Olağan kalp-zihin çatışması ile ilgili olarak, izninle bir iki şey söylemek istiyorum. Nihal hanımın vermiş olduğu sınav örneği, gerçekten hoş bir benzetme. Ben kendi adıma kalp-zihin çatışmasında, kalp ya da zihin diye kesin bir ayrım yapılabilir mi, yapılabilirse de bunun yolu yordamı şekli şemali nasıldır, açıkcası bilmiyorum. O tür durumlarda bir karar veririm sadece, o kararı, kalbimle mi yoksa zihnimle mi verdim diye düşünmem. Önemli olan o kararın bana ait olmasıdır. Gerisinin teferruat olduğuna inanırım. Sonuçta kalbimin de, zihnimin de sahibi benim, kalp ya da zihin diye bir şey yoktur, 'ben' diye bir şey vardır. Sana bu satırları yazdıran nedeni bilmiyorum, özelini haklı olarak saklı tutuyor, genel ifadeler kullanıyorsun. Oysa her özel, kendine özgü koşullar ve ayrıntılar barındırır içinde, bu yüzden, takdir edersin ki, net ve kesin cümleler kurmak çok zor hale geliyor. Üstüne basarak iki defa üst üste ifade ettiğin için söylüyorum; bir müslümanın domuz eti yemek istemesi ile ilgili vermiş olduğun örnek için de bir şeyler söylemek isterdim ama, bir iki cümlelik bir açıklama, beraberinde yanlış anlamalar getirir diye korkuyorum açıkcası.

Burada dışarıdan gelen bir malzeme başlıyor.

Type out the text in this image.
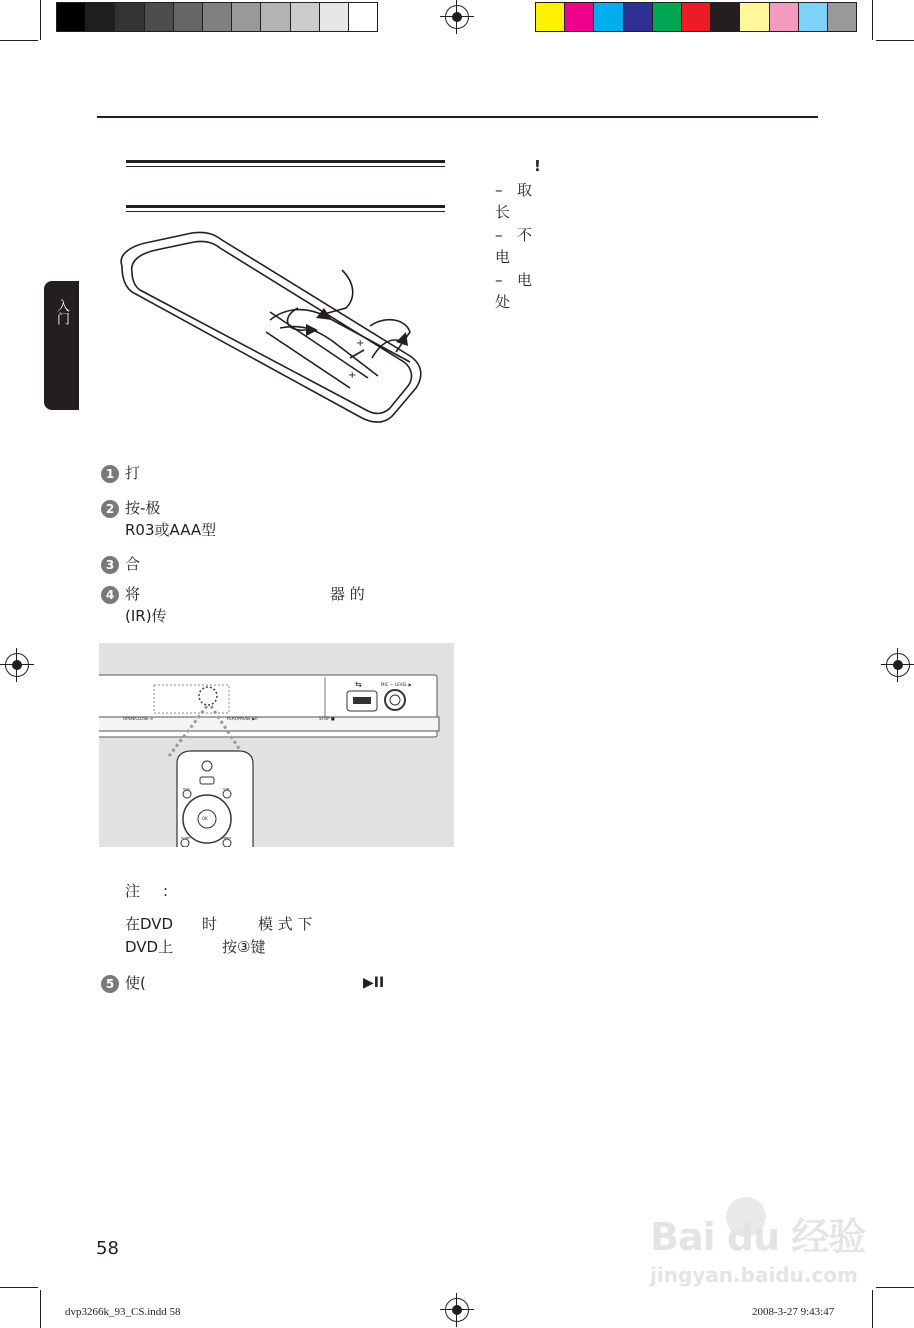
入门
+
+
!
– 取
长
– 不
电
– 电
处
1 打
2 按-极
R03或AAA型
3 合
4 将
(IR)传
器 的
5 使(	▶II
OPEN/CLOSE ≡	PLAY/PAUSE ▶II	STOP ■
MIC — LEVEL ▶
⇆
OK
DISC	USB
HOME	MENU
注 :
在DVD 时	模 式 下
DVD上	按③键
58
dvp3266k_93_CS.indd 58	2008-3-27 9:43:47
Bai du 经验
jingyan.baidu.com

Ben yazmaya devam etmeni isterdim, ama kayıtsız şartsız bir gerçek var ki, karar sana ait! Saygılarımla...

oz dedi ki...

Yine unutmadan sorayım, yukarıda yani yazının da yukarısında ne yazıyor? Sorumdan anlaşılacağı gibi, ingilizcem, what is your name, my name is..... düzeyindedir :) Translate zaten hepten düğüm ediyor insanı. Niye soruyorsun diye soruyorsan eğer, 'anlamamayı' hiç sevmem, o yüzden, Saygılarımla...

NzN dedi ki...

A-H'cim,
en kısa zamanda şakıyarak döneyeceğim, bekleyin cicim...


zoitsa,
çözeceğim, çözeceğim de birazcık zaman lazım sanırım...

sine'mden,
ne de güzel demişsin. kemiriyor resmen ama olsun kemirsin bakalım. nereye kadar kemirecek ki? kabulleniş halindeyim bu aralar. her gelen duyguyu inceliyorum. hiçbirini reddetmiyor, buyur ediyorum. eninde sonunda neyin ne olduğu ortaya çıkacak.

kutup'cum,
erkek beyni ve ruhu farklı bir enerji olduğu için zaten iki cinsin birbirini tam manada anlayabileceğine de pek inanmıyorum ben. burada da kabulleniş giriyor devreye. bu kabullenme halini genel olarak bir oturtabilsek zaten daha kolay hale gelecek bu fiziksel dünya bizler için. yani sanırım...
ben önce kendimi kabul edebileyim de sonra devamına bakarım diyorum :))

adımadsız,
ben de kalp, zihin ve ruhu(özü) birbirinden ayırmam ama ayırırım da! nasıl ki her insanın farklı farklı renkleri, dönemleri ve değişik karakterleri varsa içinde bunların hepsinin de geldiği farklı bir ben var içerlerde bir yerlerde. dolayısı ile özünün istediği, ihtiyaç duyduğu şeyi halı altına süpüremezsin. süpürmemelisin de. aynı şekilde zihnini de süpüremiyorsun bi yerlere. çoğu zaman pek gerekli oluyor.
benim aradığım ikisinin de ortak bir paydada buluşması. birinin dediğini yaptığım zaman içimde garip bir suçluluk duygusunun uyanmaması.
fakat şu anda "ütopik" dünyama da henüz ulaşabilmiş olmadığımdan zihnim ve egom ortalarda dolanıyor. ruhumu ikna etmeye çabalıyor. ruhumun istediği başka. o hissetmek istiyor. dolayısı ile sadece duydukları, okudukları yeterli olmuyor kabullenmeye.
ben de hissetsin istiyorum. gönlüm rahat olsun ama zihnim de tatava yapmasın istiyorum. çelişkim bundandır bu aralar...
kendi içimde bile cevaplarını bulamadığım için böyle karmakarışık yazmış olabilirim ama durum budur şimdilik!
yukarıda ingilizce dediğin tam olarak neresi? blogun başlığındakini mi diyorsun?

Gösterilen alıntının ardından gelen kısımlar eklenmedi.